Intrinsic apoptosis signalling: in response to growth factor deprivation, DNA damage or oncogene activation, BH3-only pro-apoptotic proteins are induced transcriptionally or post-transcriptionally. The BH3-only proteins bind to and inhibit the anti-apoptotic BCL-2 proteins. This leads to release and activation of the effectors of cell death, BAX and BAK, which then oligomerise and promote mitochondrial outer membrane permeabilisation (MOMP), leading to release of apoptogenic factors, including cytochrome c and Smac/Diablo. This initiates a cascade of caspase activation, cleavage of hundreds of cellular proteins and consequent cell demolition. Death receptor induced (extrinsic) apoptosis signalling: stimulation of death receptors (members of the TNFR family with an intracellular death domain) by their cognate ligands (e.g. stimulation of FAS by FASL) results in adaptor protein (FADD, TRADD) mediated recruitment and activation of the initiator caspase, caspase-8 (in humans also caspase-10), which can then activate downstream effector caspases (caspases-3, -7), resulting in cell demolition (see above). The death receptor induced apoptosis pathway can connect to the intrinsic apoptotic pathway by proteolytic activation of the pro-apoptotic BH3-only protein BID (to generate tBID) by caspase-8. Necroptosis: the best characterised pathway triggering necroptosis is via TNFR1 stimulation. Upon binding of TNFα to TNFR1, cIAPs, RIPK1, TRAFs and TRADD are recruited to the intracellular part of TNFR1, forming the TNFR1 signalling complex I, which activates NFkB and AP1 transcription factors and thereby stimulates cell survival and proliferation. Upon deubiquitylation of RIPK1 by CYLD, RIPK1 can bind to TRADD, FADD and caspase-8 forming complex II which can drive caspase-8 mediated apoptosis (see above). In the absence of caspase-8 (genetic ablation or pharmacological inhibition) and the absence or inhibition of cIAP1/2, the necrosome (complex III) is formed where RIPK3 can phosphorylate MLKL, promoting its translocation to the plasma membrane where MLKL causes cell lysis, resulting in lytic cell death with release of DAMPs and PAMPs.

Fig. 2. Molecular pathways of ferroptosis and pyroptosis.
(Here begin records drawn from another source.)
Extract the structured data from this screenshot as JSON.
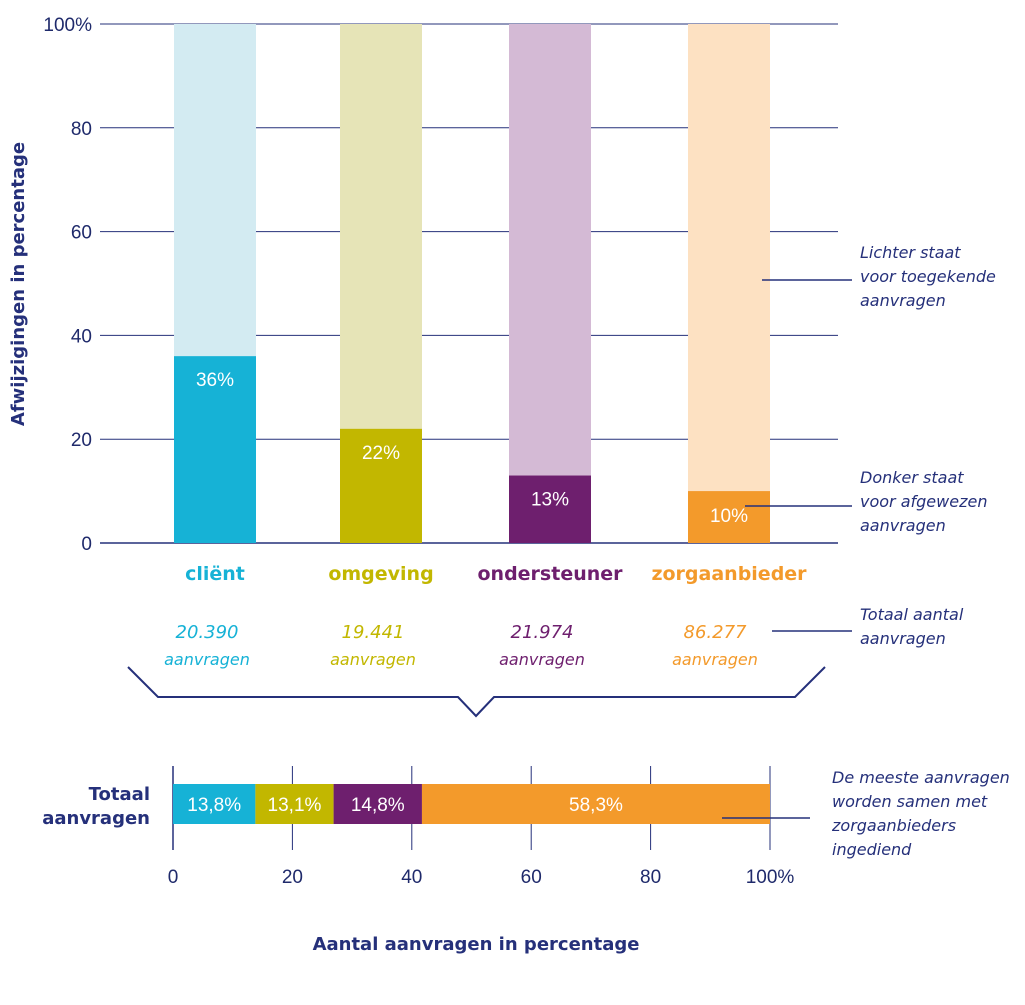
{
  "chart_data": [
    {
      "type": "bar",
      "stacked": true,
      "ylabel": "Afwijzigingen in percentage",
      "ylim": [
        0,
        100
      ],
      "y_ticks": [
        "0",
        "20",
        "40",
        "60",
        "80",
        "100%"
      ],
      "grid": true,
      "categories": [
        "cliënt",
        "omgeving",
        "ondersteuner",
        "zorgaanbieder"
      ],
      "category_colors": [
        "#16b2d6",
        "#c2b700",
        "#6e1f6e",
        "#f39a2b"
      ],
      "light_colors": [
        "#d3ebf2",
        "#e6e4b7",
        "#d4bad5",
        "#fde1c2"
      ],
      "values": [
        36,
        22,
        13,
        10
      ],
      "value_labels": [
        "36%",
        "22%",
        "13%",
        "10%"
      ],
      "counts": [
        "20.390",
        "19.441",
        "21.974",
        "86.277"
      ],
      "count_unit": "aanvragen",
      "annotations": [
        "Lichter staat voor toegekende aanvragen",
        "Donker staat voor afgewezen aanvragen",
        "Totaal aantal aanvragen"
      ]
    },
    {
      "type": "bar",
      "orientation": "horizontal",
      "stacked": true,
      "category": "Totaal aanvragen",
      "xlabel": "Aantal aanvragen in percentage",
      "xlim": [
        0,
        100
      ],
      "x_ticks": [
        "0",
        "20",
        "40",
        "60",
        "80",
        "100%"
      ],
      "grid": true,
      "series": [
        {
          "name": "cliënt",
          "value": 13.8,
          "label": "13,8%",
          "color": "#16b2d6"
        },
        {
          "name": "omgeving",
          "value": 13.1,
          "label": "13,1%",
          "color": "#c2b700"
        },
        {
          "name": "ondersteuner",
          "value": 14.8,
          "label": "14,8%",
          "color": "#6e1f6e"
        },
        {
          "name": "zorgaanbieder",
          "value": 58.3,
          "label": "58,3%",
          "color": "#f39a2b"
        }
      ],
      "annotation": "De meeste aanvragen worden samen met zorgaanbieders ingediend"
    }
  ]
}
Ferroptosis is potentiated by iron which can be imported by TFR1 and DMT1, and requires the presence of susceptible arachidonic acid-containing phospholipids generated by ACSL4 and LPCAT3. Ferroptosis is endogenously inhibited by GPX4 which requires GSH as a substrate, by ubiquinone which is reduced by FSP1, by BH4 which is generated by GCH1, and by other endogenous RTAs such as vitamin E. Ferroptosis is promoted by disruption of cysteine supply via inhibition of the glutamate/cystine antiporter system xCT (by compounds such as erastin, sorafenib, sulfasalazine or glutamate), or impaired GPX4 activity due to insufficient glutathione or selenium or by direct inhibition (e.g. RSL3, ML162, ML210, FIN56, FINO2). Ferroptosis inhibitors include iron chelators (such as deferiprone and deferoxamine), RTAs (including ferrostatin-1 and liproxstatin-1) and lipoxygenase inhibitors. Pyroptosis can be activated in response to physiological or pathological insults which result in activation of inflammasomes, such as the NLRP3 inflammasome, in which the adaptor ASC is recruited, resulting in activation of caspase-1. Caspase-1 proteolytically processes pro-IL-1β and pro-IL-18 into the bio-active forms of these cytokines. Caspase-1 can also cleave GSDMD, and the N‐terminal fragment of GSDMD is recruited to the plasma membrane where it causes pore formation, cell swelling and plasma membrane rupture. BH4 tetrahydrobiopterin, BSO Buthionine sulfoximine, DMT1 divalent metal transporter 1, GCH1 GTP cyclohydrolase-1, GPX4 glutathione peroxidase 4, GSH glutathione, RTAs radical trapping antioxidants, Se selenium, System xCT glutamate/cystine antiporter, TFR1 transferrin receptor 1, NLRP3 NLR family pyrin domain‐containing 3.